White smoke from Rome — Italy has a new prime minister and a new government, just over two months after Italy’s inconclusive election results at the end of February.
Just three days after Italian president Giorgio Napolitano invited Enrico Letta, deputy leader of the Partito Democratico (PD, Democratic Party), to form a new government, he has done so. As widely expected, it’s a broad ‘grand coalition’ with the Popolo della Libertà (PdL, People of Freedom) of Silvio Berlusconi, and it leaves both the PD’s electoral ally, the more leftist Sinistra Ecologia Libertà (SEL, Left Ecology Freedom) and the PdL’s autonomist ally, the Lega Nord (Northern League), in opposition along with the movement led by Beppe Grillo, the Movimento 5 Stelle (M5S, the Five Star Movement).
So what does the Letta government’s composition tell us?
The most initial word upon the government’s announcement is that of its relative youth and the record number of women. That’s very important, of course, especially in Italy, which has long seemed like a country governed exclusively by old men. Napolitano himself is 87 years old and Berlusconi, age 76, first won power in 1994.
The most striking thing is the extent to which the new cabinet members come from Letta’s own party or otherwise come from — or wouldn’t seem too out-of-place in — the government of outgoing technocratic prime minister Mario Monti, who ran in his won right in the February elections as a force for centrist reform.
Monti himself will not be a minister in the new government, but Anna Maria Cancellieri, Monti’s minister of the interior and widely regarded minister mentioned as both a potential prime minister and even as president, will become Letta’s minister of justice. Mario Mauro, a former PdL senator who resigned from the PdL to join Monti’s Scelta Civica (SC, Civic Choice), will be the new secretary of defense. Enzo Moavero Milanesi will remain as Letta’s minister for Europe, the same role he played in Monti’s government.

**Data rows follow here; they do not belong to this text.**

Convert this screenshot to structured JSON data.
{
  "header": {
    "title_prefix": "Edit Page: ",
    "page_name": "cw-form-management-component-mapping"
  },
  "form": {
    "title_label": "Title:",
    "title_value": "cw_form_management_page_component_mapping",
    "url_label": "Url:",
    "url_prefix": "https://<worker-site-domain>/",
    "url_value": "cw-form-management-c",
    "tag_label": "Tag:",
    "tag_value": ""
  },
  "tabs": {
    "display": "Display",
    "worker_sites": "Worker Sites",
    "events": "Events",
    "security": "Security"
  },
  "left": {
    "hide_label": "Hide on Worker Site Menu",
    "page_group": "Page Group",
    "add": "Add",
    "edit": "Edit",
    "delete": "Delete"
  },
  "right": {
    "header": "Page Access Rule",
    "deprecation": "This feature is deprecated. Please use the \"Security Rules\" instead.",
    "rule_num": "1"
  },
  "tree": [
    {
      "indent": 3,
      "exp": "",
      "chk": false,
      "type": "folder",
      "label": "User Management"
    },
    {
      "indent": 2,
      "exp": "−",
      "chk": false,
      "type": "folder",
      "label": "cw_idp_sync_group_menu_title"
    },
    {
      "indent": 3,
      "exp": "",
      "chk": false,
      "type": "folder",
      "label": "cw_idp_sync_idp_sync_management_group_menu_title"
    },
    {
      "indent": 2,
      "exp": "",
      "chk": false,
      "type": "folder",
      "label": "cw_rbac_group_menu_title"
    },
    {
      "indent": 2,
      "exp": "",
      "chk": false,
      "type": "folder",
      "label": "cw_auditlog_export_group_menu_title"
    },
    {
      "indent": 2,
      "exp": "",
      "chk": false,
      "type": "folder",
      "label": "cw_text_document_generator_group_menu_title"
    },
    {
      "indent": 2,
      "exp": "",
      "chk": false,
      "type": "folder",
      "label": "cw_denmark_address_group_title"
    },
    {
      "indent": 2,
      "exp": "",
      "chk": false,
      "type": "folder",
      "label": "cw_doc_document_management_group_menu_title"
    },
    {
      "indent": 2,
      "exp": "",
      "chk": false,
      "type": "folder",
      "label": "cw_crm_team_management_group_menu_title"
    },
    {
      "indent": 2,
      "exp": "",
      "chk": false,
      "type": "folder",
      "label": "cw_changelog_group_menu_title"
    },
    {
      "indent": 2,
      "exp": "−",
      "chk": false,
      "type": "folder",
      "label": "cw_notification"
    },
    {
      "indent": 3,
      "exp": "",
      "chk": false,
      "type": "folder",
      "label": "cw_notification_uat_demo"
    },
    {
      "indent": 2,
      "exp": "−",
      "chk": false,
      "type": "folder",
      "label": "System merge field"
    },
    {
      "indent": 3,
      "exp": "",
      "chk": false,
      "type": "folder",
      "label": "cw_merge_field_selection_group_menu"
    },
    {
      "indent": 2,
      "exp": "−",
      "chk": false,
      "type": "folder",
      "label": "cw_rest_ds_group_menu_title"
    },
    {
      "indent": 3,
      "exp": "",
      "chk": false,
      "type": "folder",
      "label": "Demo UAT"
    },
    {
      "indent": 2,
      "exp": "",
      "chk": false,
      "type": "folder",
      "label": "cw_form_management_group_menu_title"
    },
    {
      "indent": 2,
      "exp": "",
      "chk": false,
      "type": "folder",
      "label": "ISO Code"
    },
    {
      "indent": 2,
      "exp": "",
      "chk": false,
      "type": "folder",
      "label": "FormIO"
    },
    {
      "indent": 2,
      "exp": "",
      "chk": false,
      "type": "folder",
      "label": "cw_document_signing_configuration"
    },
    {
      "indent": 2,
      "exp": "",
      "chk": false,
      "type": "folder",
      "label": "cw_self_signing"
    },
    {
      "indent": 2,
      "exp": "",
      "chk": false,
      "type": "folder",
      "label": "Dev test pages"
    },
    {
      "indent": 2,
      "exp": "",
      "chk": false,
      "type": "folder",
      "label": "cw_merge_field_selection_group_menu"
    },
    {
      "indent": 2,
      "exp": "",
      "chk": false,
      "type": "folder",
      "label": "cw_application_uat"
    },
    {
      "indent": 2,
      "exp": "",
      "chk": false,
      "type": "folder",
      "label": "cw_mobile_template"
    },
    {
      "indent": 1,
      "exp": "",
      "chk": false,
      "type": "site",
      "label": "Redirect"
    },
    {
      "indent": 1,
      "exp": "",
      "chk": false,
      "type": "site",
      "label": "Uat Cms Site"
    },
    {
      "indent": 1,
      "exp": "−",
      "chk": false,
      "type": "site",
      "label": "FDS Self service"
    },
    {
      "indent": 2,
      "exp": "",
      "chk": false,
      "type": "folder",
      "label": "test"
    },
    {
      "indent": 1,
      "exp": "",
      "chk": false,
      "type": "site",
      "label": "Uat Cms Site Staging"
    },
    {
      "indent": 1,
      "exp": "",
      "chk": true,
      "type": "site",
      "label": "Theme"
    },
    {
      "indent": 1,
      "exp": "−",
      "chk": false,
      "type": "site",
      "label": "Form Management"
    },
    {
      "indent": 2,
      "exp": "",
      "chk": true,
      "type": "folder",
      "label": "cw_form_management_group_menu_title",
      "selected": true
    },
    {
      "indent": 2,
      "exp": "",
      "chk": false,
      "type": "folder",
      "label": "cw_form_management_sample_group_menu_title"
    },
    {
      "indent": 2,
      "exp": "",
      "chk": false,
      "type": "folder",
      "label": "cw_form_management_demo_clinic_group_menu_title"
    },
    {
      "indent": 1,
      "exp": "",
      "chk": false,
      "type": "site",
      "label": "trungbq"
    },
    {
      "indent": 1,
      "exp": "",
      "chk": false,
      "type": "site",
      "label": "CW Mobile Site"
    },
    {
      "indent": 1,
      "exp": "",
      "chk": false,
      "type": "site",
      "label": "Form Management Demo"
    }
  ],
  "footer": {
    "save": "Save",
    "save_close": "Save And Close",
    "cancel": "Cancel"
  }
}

Perhaps the most important pick is Italy’s new finance minister, Fabrizio Saccomanni (pictured above), who like Monti before him, is a technocratic economist and the secretary general of the Banca d’Italia, which makes him essentially the deputy head of Italy’s central bank. Joining him as the minister of labor is Enrico Giovannini, since 2009 the director of Italian Statistical Institute, formerly director of statistics at the Organization for Economic Co-operation and Development from 2001 to 2009. Their appointments signal that Letta’s government will attempt to be more than just a short-lived placeholder before new elections in the autumn, and expect that they will push more reforms — perhaps even greater economic reforms than Monti’s government was able to enact.
Flavio Zanonato, mayor of Padua, a former member of the Italian Communist Party, and a strong supporter of the PD’s outgoing leader Pier Luigi Bersani, will become the minister for economic development.
Maria Chiara Carrozza, minister of education, and Andrea Orlando, minister of environment, are both up-and-coming PD deputies.
The Congo-born Cécile Kyenge, minister for integration, will be Italy’s first-ever black minister, and Josefa Idem, a West German-born and former Gold medal Olympic sprinter, will be minister for sport.
Berlusconi’s top deputy and the prime ministerial candidate of the centrodestra (center-right) in the prior elections, Angelino Alfano will take the largest PdL role in the new government as deputy prime minister and secretary of the interior, trading portfolios with Cancellieri — Alfano served as Berlusconi’s justice minister from 2008 to 2011. Maurizio Lupi, a reliable Berlusconi ally and a former Christian Democrat from Milan, will be secretary of defense. Nunzia De Girolamo, a young rising star in the PdL — she’s not even 40 — will be the new minister of agriculture.
One face I didn’t expect to see in the government was that of Franco Frattini, Berlusconi’s former foreign minister, though as one of the most respected ministers of Berlusconi’s former cabinet, I would not have been surprised to see him emerge. He’s currently trying to win the post of secretary general at NATO in 2014.
Emma Bonino, a women’s rights and human rights champion, who was also mentioned as a candidate for the Italian presidency, a longtime member of the Italian Radical Party in the 1980s, a European commissioner for health and consumer protection in the 1990s and the minister for European affairs and international trade in Romano Prodi’s government from 2006 to 2008, Bonino will be a welcomed choice for foreign minister both in Europe and beyond.